According to the Berlin-based European Center for Constitutional and Human Rights, Israilov had reported that he had been repeatedly tortured by Kadyrov and had served as a chief witness in court proceedings against Russia before the European Court of Human Rights. His accounts had also formed the basis of a criminal complaint against Kadyrov on charges of torture and attempted duress filed by Austrian lawyers in June 2008.

On Monday, Jarosch confirmed that investigators had found a connection between Kaltenbrunner and Shaa Turlayev, a close adviser to the Chechen leader.

The Austrian official said an electronic airplane ticket and a copy of Turlayev’s passport were found in Kaltenbrunner’s car and that Turlayev had traveled to Vienna from Moscow two and a half months before the killing.

Kaltenbrunner was among the men who met him at the airport, Jarosch said.
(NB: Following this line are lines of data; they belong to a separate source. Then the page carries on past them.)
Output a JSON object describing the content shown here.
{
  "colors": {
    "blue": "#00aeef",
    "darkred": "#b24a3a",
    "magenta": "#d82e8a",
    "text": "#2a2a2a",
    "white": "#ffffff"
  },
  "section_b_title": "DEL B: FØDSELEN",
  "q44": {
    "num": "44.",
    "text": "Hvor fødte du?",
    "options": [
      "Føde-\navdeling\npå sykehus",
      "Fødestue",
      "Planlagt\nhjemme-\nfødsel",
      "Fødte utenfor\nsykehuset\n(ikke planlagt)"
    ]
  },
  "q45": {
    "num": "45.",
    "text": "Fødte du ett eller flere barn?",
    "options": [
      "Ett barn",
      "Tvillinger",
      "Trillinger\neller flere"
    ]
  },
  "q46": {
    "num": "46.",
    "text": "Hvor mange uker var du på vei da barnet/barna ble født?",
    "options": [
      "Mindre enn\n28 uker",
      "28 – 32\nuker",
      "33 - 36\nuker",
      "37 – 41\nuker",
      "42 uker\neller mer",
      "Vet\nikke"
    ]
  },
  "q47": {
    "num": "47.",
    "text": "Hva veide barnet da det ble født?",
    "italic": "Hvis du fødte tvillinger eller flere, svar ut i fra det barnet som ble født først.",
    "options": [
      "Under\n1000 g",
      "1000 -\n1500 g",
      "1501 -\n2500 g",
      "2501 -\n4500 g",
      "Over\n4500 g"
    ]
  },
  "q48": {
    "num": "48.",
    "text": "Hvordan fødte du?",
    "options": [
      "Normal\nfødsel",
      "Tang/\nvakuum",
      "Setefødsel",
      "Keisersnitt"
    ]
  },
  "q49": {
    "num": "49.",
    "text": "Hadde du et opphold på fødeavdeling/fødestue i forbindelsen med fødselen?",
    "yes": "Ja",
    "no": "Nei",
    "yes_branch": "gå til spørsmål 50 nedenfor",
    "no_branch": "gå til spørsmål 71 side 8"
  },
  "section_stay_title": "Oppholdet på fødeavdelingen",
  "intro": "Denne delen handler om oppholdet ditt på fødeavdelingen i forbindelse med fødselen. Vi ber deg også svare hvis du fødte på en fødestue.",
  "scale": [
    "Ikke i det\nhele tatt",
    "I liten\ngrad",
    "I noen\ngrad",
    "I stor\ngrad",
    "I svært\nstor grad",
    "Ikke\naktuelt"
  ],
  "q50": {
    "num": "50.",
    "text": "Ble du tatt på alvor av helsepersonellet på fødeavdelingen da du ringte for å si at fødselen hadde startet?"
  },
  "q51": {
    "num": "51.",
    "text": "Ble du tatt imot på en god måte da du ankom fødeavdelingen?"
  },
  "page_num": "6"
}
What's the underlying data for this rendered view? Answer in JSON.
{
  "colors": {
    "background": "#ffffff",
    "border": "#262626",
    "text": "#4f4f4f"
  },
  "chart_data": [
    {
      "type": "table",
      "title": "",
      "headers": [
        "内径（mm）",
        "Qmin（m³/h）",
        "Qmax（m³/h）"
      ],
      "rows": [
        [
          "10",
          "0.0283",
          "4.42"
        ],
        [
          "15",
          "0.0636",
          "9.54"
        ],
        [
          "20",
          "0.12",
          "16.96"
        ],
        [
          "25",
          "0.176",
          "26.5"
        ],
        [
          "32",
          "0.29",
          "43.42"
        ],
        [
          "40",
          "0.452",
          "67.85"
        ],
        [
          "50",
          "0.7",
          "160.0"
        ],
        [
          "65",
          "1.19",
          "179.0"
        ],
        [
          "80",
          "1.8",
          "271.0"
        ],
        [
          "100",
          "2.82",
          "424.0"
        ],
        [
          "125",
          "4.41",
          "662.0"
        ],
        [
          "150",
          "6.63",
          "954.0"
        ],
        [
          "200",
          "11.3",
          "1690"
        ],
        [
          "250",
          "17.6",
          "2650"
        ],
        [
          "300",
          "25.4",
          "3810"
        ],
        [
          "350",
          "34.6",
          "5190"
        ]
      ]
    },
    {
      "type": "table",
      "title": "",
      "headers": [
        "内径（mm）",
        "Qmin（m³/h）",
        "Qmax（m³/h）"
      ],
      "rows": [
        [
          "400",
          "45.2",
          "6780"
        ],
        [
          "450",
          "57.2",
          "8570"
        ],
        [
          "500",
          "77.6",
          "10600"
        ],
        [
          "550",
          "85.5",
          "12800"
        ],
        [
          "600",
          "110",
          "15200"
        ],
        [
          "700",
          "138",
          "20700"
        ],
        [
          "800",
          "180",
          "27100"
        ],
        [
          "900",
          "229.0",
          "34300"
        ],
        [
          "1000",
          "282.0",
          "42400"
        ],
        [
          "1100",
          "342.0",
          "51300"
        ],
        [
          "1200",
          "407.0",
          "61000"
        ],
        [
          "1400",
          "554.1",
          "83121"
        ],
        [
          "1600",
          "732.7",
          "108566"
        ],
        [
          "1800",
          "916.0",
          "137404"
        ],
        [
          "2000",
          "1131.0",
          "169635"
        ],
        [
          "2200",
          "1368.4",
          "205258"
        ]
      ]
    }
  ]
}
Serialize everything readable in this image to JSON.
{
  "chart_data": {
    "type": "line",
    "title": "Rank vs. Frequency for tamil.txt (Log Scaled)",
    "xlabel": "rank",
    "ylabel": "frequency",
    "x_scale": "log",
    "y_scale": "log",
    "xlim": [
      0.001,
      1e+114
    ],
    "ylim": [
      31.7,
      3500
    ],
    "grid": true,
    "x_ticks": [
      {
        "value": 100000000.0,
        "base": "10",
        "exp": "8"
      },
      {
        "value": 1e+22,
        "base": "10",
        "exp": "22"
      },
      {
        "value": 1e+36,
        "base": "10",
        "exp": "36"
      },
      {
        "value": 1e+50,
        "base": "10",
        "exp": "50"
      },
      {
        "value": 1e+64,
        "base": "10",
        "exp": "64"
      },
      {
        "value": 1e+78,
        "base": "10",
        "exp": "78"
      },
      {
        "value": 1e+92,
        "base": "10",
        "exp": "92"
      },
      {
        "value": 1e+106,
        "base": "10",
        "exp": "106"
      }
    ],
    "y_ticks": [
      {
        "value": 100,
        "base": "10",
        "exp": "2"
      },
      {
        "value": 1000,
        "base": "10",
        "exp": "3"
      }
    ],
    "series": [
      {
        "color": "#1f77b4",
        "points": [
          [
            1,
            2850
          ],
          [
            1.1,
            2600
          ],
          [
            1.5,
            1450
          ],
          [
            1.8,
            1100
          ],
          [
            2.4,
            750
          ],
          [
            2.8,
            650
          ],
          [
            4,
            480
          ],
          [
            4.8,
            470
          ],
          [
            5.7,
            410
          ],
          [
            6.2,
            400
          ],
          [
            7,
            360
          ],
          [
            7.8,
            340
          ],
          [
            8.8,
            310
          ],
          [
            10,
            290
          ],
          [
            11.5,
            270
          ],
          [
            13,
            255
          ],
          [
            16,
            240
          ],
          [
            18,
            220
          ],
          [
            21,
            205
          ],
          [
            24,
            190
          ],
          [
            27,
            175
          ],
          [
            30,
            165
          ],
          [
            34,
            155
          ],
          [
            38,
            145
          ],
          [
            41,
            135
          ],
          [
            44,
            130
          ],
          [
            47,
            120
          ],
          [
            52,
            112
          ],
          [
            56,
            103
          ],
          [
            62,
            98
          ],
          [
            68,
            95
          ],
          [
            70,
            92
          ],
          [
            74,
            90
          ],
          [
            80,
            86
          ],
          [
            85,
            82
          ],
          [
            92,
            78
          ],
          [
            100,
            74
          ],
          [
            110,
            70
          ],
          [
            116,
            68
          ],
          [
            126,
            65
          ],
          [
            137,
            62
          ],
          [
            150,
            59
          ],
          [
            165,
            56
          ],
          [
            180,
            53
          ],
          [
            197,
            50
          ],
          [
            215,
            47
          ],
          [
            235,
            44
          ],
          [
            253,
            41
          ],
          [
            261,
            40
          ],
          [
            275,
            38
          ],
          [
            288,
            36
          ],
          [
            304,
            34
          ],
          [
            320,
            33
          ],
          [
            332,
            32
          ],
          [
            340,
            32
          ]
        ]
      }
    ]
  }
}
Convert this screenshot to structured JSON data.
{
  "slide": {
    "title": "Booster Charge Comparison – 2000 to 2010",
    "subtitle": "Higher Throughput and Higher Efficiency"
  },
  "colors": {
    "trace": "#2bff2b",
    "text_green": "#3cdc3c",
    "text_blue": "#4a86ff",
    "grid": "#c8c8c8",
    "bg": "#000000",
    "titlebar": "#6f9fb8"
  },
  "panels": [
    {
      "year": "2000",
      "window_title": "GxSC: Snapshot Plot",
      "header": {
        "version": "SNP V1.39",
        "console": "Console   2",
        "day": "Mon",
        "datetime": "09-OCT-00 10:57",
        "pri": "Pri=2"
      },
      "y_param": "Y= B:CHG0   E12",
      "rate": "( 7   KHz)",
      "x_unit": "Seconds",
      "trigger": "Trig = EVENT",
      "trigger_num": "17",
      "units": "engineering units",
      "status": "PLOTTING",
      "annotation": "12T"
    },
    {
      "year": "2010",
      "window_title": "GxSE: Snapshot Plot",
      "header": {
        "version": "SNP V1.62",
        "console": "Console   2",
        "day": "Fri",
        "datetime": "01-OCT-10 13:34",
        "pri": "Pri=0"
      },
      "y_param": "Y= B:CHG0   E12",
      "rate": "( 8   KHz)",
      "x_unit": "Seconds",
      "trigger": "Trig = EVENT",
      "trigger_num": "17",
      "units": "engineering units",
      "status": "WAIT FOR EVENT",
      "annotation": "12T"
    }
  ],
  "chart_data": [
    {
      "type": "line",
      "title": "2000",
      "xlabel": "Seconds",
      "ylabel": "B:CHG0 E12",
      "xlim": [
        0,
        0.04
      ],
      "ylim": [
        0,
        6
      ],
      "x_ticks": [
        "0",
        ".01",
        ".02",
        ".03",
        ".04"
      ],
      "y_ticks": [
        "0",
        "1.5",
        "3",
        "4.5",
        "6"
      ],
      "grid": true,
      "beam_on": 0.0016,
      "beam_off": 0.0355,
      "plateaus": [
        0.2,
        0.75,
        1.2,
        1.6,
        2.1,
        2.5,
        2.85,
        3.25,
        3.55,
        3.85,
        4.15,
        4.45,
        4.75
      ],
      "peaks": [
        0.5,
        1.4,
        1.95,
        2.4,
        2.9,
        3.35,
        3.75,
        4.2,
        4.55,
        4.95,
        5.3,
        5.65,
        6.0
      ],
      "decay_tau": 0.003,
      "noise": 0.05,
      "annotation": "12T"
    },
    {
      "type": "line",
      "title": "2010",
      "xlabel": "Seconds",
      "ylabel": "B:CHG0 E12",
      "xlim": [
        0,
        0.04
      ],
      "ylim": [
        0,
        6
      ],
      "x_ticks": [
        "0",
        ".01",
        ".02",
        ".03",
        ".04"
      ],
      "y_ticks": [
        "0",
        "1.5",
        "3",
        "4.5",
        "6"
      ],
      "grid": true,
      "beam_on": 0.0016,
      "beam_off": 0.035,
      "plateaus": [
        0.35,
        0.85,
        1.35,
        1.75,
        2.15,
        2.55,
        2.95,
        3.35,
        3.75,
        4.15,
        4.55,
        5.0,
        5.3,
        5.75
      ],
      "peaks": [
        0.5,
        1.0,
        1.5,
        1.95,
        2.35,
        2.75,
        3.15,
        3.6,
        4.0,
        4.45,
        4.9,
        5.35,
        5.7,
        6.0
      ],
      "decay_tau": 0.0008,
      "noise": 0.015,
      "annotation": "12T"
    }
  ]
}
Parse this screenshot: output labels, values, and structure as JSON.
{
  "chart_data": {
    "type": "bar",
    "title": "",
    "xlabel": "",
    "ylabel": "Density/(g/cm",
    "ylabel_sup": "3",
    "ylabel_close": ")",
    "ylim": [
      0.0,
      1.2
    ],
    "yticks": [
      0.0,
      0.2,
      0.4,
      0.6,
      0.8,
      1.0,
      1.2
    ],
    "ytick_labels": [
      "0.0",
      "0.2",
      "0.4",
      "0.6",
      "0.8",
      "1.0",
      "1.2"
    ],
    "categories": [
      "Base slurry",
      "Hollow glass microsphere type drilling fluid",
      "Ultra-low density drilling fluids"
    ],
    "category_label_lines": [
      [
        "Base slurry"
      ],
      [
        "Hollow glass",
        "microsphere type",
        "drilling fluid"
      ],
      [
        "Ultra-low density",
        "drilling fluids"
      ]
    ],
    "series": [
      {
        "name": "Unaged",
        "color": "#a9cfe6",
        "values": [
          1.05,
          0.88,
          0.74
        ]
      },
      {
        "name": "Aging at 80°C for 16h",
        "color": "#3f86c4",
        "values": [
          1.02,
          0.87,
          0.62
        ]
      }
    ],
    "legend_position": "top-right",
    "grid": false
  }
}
Another was Lecha Bogatirov, a suspect in the case who managed to flee.

Lennart Binder, the lawyer for Dadayev, who allegedly drove the getaway car after the killing, told The Associated Press on Monday that his client was told he would be participating in a kidnapping — not a murder — because Israilov owed Chechnya’s president $300,000.

Austrian authorities have been criticized for not providing Israilov police protection prior to his assassination after having been warned that his life was in danger.

The warning in the summer of 2008 came from a man who claimed he had been hired by Kadyrov to kill Israilov but then had second thoughts and told police. The purported hit man’s allegations could not be confirmed and he was later deported to Russia.